The Russians still do not understand economics and that ignorance may be costly for everybody. In the meantime, it emphasizes the risks of a callow youth like Obama as president. McCain has been to Georgia multiple times and knows the people involved. He has never bought the line that Putin is a modern statesman. Obama supporters, as is so often the case, blame America and America’s friends for Russia’s actions. Those 1500 people killed thus far were “inconvenient.”

Administration officials have regularly cautioned Mr. Saakashvili to be patient on Abkhazia and South Ossetia, even as they have given private and public reassurances about NATO membership. It would, in fact, be surprising if Georgia had consciously provoked a war in South Ossetia, since Mr. Saakashvili understands that doing so would almost certainly put an end to the NATO bid; indeed, Russia may well calculate that NATO will continue to exclude Georgia so long as the country is embroiled in hostilities along its border.

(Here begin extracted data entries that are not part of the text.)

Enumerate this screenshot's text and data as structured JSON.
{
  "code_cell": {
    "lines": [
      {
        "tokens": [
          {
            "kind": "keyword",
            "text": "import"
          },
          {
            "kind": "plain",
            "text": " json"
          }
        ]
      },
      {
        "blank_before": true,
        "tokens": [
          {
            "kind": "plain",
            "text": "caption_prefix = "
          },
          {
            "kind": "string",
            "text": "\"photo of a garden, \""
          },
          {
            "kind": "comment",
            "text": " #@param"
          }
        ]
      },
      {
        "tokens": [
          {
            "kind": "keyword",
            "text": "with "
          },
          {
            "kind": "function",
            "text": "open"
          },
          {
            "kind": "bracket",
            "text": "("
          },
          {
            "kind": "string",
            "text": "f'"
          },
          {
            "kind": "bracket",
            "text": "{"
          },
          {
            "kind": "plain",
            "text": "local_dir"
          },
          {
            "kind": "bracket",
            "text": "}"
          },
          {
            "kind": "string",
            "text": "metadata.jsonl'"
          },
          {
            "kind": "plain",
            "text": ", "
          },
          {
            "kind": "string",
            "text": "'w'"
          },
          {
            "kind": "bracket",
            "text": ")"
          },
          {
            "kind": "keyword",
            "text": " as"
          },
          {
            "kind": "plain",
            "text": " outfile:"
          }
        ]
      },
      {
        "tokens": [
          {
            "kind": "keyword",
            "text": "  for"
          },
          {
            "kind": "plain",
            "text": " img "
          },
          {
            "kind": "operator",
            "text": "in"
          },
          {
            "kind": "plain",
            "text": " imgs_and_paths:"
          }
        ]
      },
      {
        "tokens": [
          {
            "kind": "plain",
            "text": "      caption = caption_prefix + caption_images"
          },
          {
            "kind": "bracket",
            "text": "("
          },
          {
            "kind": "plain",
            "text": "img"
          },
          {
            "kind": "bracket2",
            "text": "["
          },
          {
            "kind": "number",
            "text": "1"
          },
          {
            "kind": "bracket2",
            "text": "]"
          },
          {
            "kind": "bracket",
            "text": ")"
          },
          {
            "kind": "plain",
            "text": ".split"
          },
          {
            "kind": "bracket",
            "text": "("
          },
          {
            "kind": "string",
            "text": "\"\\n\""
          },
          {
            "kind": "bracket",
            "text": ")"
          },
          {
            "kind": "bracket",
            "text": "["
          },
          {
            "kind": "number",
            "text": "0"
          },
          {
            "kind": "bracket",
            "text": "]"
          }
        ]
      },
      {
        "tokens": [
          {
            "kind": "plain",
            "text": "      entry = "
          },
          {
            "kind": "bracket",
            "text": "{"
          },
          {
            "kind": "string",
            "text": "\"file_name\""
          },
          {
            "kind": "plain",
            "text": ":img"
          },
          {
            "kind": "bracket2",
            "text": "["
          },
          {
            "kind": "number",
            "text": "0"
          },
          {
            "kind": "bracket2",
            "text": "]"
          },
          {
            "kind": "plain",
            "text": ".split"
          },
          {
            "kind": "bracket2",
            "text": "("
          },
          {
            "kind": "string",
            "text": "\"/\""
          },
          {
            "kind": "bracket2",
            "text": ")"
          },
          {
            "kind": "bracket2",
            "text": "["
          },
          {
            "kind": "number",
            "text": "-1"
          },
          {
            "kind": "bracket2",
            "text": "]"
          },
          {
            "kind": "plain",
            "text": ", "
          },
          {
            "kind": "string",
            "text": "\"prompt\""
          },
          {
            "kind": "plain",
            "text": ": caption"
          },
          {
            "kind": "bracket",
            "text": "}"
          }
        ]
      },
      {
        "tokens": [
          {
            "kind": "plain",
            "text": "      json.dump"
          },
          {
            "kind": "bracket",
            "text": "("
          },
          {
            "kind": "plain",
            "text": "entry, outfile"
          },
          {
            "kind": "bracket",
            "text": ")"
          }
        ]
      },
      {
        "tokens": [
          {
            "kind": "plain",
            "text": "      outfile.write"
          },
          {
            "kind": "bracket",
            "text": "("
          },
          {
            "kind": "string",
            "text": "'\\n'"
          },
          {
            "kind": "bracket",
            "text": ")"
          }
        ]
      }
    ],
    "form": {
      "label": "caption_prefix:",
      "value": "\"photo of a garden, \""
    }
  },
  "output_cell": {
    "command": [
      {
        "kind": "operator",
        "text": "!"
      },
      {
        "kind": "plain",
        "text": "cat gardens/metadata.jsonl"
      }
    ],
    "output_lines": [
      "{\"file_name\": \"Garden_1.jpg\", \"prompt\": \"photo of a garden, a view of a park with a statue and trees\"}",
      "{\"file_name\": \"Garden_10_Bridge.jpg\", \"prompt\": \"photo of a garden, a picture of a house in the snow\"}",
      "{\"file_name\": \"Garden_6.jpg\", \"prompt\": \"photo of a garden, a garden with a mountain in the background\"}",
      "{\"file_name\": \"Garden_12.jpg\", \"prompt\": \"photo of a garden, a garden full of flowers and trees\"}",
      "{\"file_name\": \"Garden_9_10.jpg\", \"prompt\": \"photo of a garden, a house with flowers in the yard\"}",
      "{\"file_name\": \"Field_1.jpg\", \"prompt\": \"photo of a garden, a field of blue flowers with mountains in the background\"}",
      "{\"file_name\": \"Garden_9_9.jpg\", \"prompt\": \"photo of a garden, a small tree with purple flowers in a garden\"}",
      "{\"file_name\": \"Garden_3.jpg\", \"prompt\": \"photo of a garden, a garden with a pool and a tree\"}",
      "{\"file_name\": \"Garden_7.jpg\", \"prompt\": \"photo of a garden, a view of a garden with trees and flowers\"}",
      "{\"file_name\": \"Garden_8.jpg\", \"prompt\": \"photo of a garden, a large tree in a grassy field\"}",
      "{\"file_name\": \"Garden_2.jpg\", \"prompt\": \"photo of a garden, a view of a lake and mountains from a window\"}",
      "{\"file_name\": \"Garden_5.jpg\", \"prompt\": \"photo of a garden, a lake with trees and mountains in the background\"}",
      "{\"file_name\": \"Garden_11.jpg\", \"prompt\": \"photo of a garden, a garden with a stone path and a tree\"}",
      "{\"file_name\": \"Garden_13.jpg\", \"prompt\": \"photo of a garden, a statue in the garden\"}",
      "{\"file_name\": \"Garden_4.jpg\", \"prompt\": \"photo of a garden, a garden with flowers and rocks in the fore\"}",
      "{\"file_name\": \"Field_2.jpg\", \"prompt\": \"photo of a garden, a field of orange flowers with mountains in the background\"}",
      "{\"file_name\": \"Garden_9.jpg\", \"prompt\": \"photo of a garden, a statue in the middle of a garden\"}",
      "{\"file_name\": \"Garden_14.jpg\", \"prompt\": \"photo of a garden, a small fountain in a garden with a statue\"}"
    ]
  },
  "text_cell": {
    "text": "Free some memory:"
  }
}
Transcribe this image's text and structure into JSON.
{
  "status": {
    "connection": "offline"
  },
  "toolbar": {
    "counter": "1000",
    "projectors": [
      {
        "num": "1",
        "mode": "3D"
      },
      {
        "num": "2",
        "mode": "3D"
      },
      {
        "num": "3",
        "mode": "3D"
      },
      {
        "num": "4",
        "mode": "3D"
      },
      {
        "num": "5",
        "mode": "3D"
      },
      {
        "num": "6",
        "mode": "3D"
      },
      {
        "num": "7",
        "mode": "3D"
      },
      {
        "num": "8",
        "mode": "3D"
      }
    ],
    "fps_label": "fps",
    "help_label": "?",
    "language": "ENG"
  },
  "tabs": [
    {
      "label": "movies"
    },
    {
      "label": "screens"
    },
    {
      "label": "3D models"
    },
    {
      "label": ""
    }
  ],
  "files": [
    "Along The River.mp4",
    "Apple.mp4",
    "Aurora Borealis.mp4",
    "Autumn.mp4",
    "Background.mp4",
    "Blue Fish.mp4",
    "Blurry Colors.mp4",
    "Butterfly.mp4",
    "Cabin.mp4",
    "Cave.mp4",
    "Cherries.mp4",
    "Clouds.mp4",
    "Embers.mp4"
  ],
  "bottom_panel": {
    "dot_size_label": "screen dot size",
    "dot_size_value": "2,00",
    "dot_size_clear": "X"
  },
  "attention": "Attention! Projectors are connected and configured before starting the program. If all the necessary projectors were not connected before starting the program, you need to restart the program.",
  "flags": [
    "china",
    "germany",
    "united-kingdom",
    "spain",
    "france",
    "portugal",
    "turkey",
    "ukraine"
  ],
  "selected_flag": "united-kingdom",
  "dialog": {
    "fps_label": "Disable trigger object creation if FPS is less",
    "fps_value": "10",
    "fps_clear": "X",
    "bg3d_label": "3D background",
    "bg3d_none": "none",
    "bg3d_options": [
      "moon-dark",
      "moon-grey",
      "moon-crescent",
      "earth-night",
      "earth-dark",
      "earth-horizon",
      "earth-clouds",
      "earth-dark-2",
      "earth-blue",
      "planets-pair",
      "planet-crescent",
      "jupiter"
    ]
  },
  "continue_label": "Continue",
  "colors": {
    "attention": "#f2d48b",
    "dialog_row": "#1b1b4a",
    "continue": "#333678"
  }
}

Georgia’s predicament seems very simple from the vantage point of Tbilisi — 1921, 1938 — but extremely complicated from a great remove. Russia threatens Georgia, but Georgia threatens Abkhazia and South Ossetia. Russia looks like a crocodile to Georgia, but Georgia looks to Russia like the cats’ paw of the West. One party has all the hard power it could want, the other all the soft. And now, while the world was looking elsewhere, the frozen conflict between them has thawed and cracked. It will take a great deal of care and attention even to put things back to where they were before.

It will take a firm hand to avoid losing, not only Georgia, but Ukraine to Russian revanchism. Obama does not have that firm hand.

The intent of the Russian aggression is becoming more and more obvious. Georgia’s response is likely to be unsuccessful.